Ubicado en la zona del dique La Florida, el puente ofrece una de las vistas más encantadoras de la provincia. El entorno serrano, el murmullo del río y la vegetación autóctona crean un escenario perfecto para caminar, descansar o simplemente contemplar el paisaje. Su diseño, de 80 metros de largo y un metro de ancho, se eleva a 40 metros sobre el agua y cuenta con iluminación autosustentable, lo que le da un atractivo especial al caer la tarde.

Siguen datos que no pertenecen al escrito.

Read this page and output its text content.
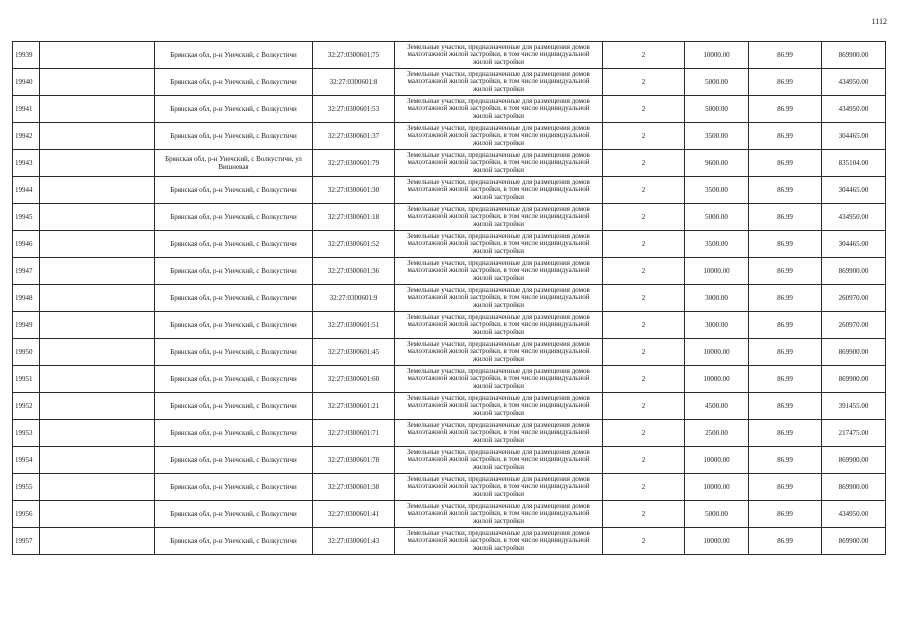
1112
19939		Брянская обл, р-н Унечский, с Волкустичи	32:27:0300601:75	Земельные участки, предназначенные для размещения домов малоэтажной жилой застройки, в том числе индивидуальной жилой застройки	2	10000.00	86.99	869900.00
19940		Брянская обл, р-н Унечский, с Волкустичи	32:27:0300601:8	Земельные участки, предназначенные для размещения домов малоэтажной жилой застройки, в том числе индивидуальной жилой застройки	2	5000.00	86.99	434950.00
19941		Брянская обл, р-н Унечский, с Волкустичи	32:27:0300601:53	Земельные участки, предназначенные для размещения домов малоэтажной жилой застройки, в том числе индивидуальной жилой застройки	2	5000.00	86.99	434950.00
19942		Брянская обл, р-н Унечский, с Волкустичи	32:27:0300601:37	Земельные участки, предназначенные для размещения домов малоэтажной жилой застройки, в том числе индивидуальной жилой застройки	2	3500.00	86.99	304465.00
19943		Брянская обл, р-н Унечский, с Волкустичи, ул Вишневая	32:27:0300601:79	Земельные участки, предназначенные для размещения домов малоэтажной жилой застройки, в том числе индивидуальной жилой застройки	2	9600.00	86.99	835104.00
19944		Брянская обл, р-н Унечский, с Волкустичи	32:27:0300601:30	Земельные участки, предназначенные для размещения домов малоэтажной жилой застройки, в том числе индивидуальной жилой застройки	2	3500.00	86.99	304465.00
19945		Брянская обл, р-н Унечский, с Волкустичи	32:27:0300601:18	Земельные участки, предназначенные для размещения домов малоэтажной жилой застройки, в том числе индивидуальной жилой застройки	2	5000.00	86.99	434950.00
19946		Брянская обл, р-н Унечский, с Волкустичи	32:27:0300601:52	Земельные участки, предназначенные для размещения домов малоэтажной жилой застройки, в том числе индивидуальной жилой застройки	2	3500.00	86.99	304465.00
19947		Брянская обл, р-н Унечский, с Волкустичи	32:27:0300601:36	Земельные участки, предназначенные для размещения домов малоэтажной жилой застройки, в том числе индивидуальной жилой застройки	2	10000.00	86.99	869900.00
19948		Брянская обл, р-н Унечский, с Волкустичи	32:27:0300601:9	Земельные участки, предназначенные для размещения домов малоэтажной жилой застройки, в том числе индивидуальной жилой застройки	2	3000.00	86.99	260970.00
19949		Брянская обл, р-н Унечский, с Волкустичи	32:27:0300601:51	Земельные участки, предназначенные для размещения домов малоэтажной жилой застройки, в том числе индивидуальной жилой застройки	2	3000.00	86.99	260970.00
19950		Брянская обл, р-н Унечский, с Волкустичи	32:27:0300601:45	Земельные участки, предназначенные для размещения домов малоэтажной жилой застройки, в том числе индивидуальной жилой застройки	2	10000.00	86.99	869900.00
19951		Брянская обл, р-н Унечский, с Волкустичи	32:27:0300601:60	Земельные участки, предназначенные для размещения домов малоэтажной жилой застройки, в том числе индивидуальной жилой застройки	2	10000.00	86.99	869900.00
19952		Брянская обл, р-н Унечский, с Волкустичи	32:27:0300601:21	Земельные участки, предназначенные для размещения домов малоэтажной жилой застройки, в том числе индивидуальной жилой застройки	2	4500.00	86.99	391455.00
19953		Брянская обл, р-н Унечский, с Волкустичи	32:27:0300601:71	Земельные участки, предназначенные для размещения домов малоэтажной жилой застройки, в том числе индивидуальной жилой застройки	2	2500.00	86.99	217475.00
19954		Брянская обл, р-н Унечский, с Волкустичи	32:27:0300601:78	Земельные участки, предназначенные для размещения домов малоэтажной жилой застройки, в том числе индивидуальной жилой застройки	2	10000.00	86.99	869900.00
19955		Брянская обл, р-н Унечский, с Волкустичи	32:27:0300601:38	Земельные участки, предназначенные для размещения домов малоэтажной жилой застройки, в том числе индивидуальной жилой застройки	2	10000.00	86.99	869900.00
19956		Брянская обл, р-н Унечский, с Волкустичи	32:27:0300601:41	Земельные участки, предназначенные для размещения домов малоэтажной жилой застройки, в том числе индивидуальной жилой застройки	2	5000.00	86.99	434950.00
19957		Брянская обл, р-н Унечский, с Волкустичи	32:27:0300601:43	Земельные участки, предназначенные для размещения домов малоэтажной жилой застройки, в том числе индивидуальной жилой застройки	2	10000.00	86.99	869900.00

El lugar se ha convertido en punto de encuentro y símbolo de identidad local. Además de cumplir una función práctica para los vecinos —que antes debían recorrer 16 kilómetros para cruzar el río—, el puente impulsa el desarrollo del turismo rural en la zona. Los visitantes pueden disfrutar de excursiones, almuerzos campestres y pequeños emprendimientos gastronómicos y de alojamiento que se expanden alrededor de este nuevo foco turístico.

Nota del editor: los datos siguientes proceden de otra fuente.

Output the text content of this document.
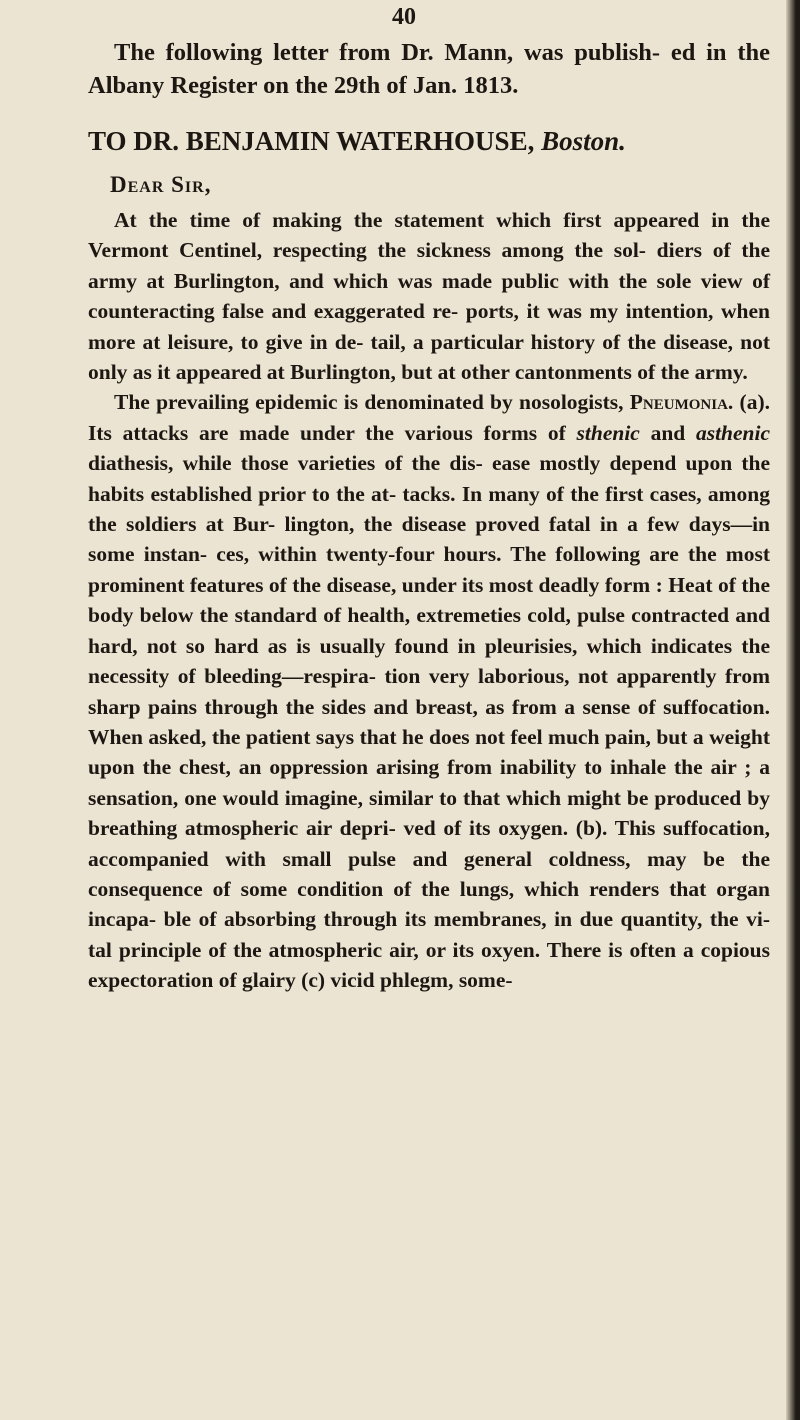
40
The following letter from Dr. Mann, was publish- ed in the Albany Register on the 29th of Jan. 1813.
TO DR. BENJAMIN WATERHOUSE, Boston.
Dear Sir,

At the time of making the statement which first appeared in the Vermont Centinel, respecting the sickness among the sol- diers of the army at Burlington, and which was made public with the sole view of counteracting false and exaggerated re- ports, it was my intention, when more at leisure, to give in de- tail, a particular history of the disease, not only as it appeared at Burlington, but at other cantonments of the army.

The prevailing epidemic is denominated by nosologists, Pneumonia. (a). Its attacks are made under the various forms of sthenic and asthenic diathesis, while those varieties of the dis- ease mostly depend upon the habits established prior to the at- tacks. In many of the first cases, among the soldiers at Bur- lington, the disease proved fatal in a few days—in some instan- ces, within twenty-four hours. The following are the most prominent features of the disease, under its most deadly form : Heat of the body below the standard of health, extremeties cold, pulse contracted and hard, not so hard as is usually found in pleurisies, which indicates the necessity of bleeding—respira- tion very laborious, not apparently from sharp pains through the sides and breast, as from a sense of suffocation. When asked, the patient says that he does not feel much pain, but a weight upon the chest, an oppression arising from inability to inhale the air ; a sensation, one would imagine, similar to that which might be produced by breathing atmospheric air depri- ved of its oxygen. (b). This suffocation, accompanied with small pulse and general coldness, may be the consequence of some condition of the lungs, which renders that organ incapa- ble of absorbing through its membranes, in due quantity, the vi- tal principle of the atmospheric air, or its oxyen. There is often a copious expectoration of glairy (c) vicid phlegm, some-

Desde Bahía Blanca, se debe tomar la Ruta Nacional 33 hasta Río Cuarto, continuar por la Ruta Nacional 8 y luego por la Ruta Provincial 9 hasta la rotonda de ingreso a El Trapiche. Desde allí, se sigue por la Ruta Provincial 39 hasta La Florida. Una vez en la localidad, el puente se encuentra señalizado, accesible tanto a pie como en vehículo liviano, con recomendaciones de revisar el estado del camino si ha llovido recientemente.
Este puente no solo conecta dos márgenes del río Quinto: une también a los visitantes con la esencia natural y hospitalaria de San Luis, ofreciendo una experiencia que combina paisaje, historia y desarrollo local.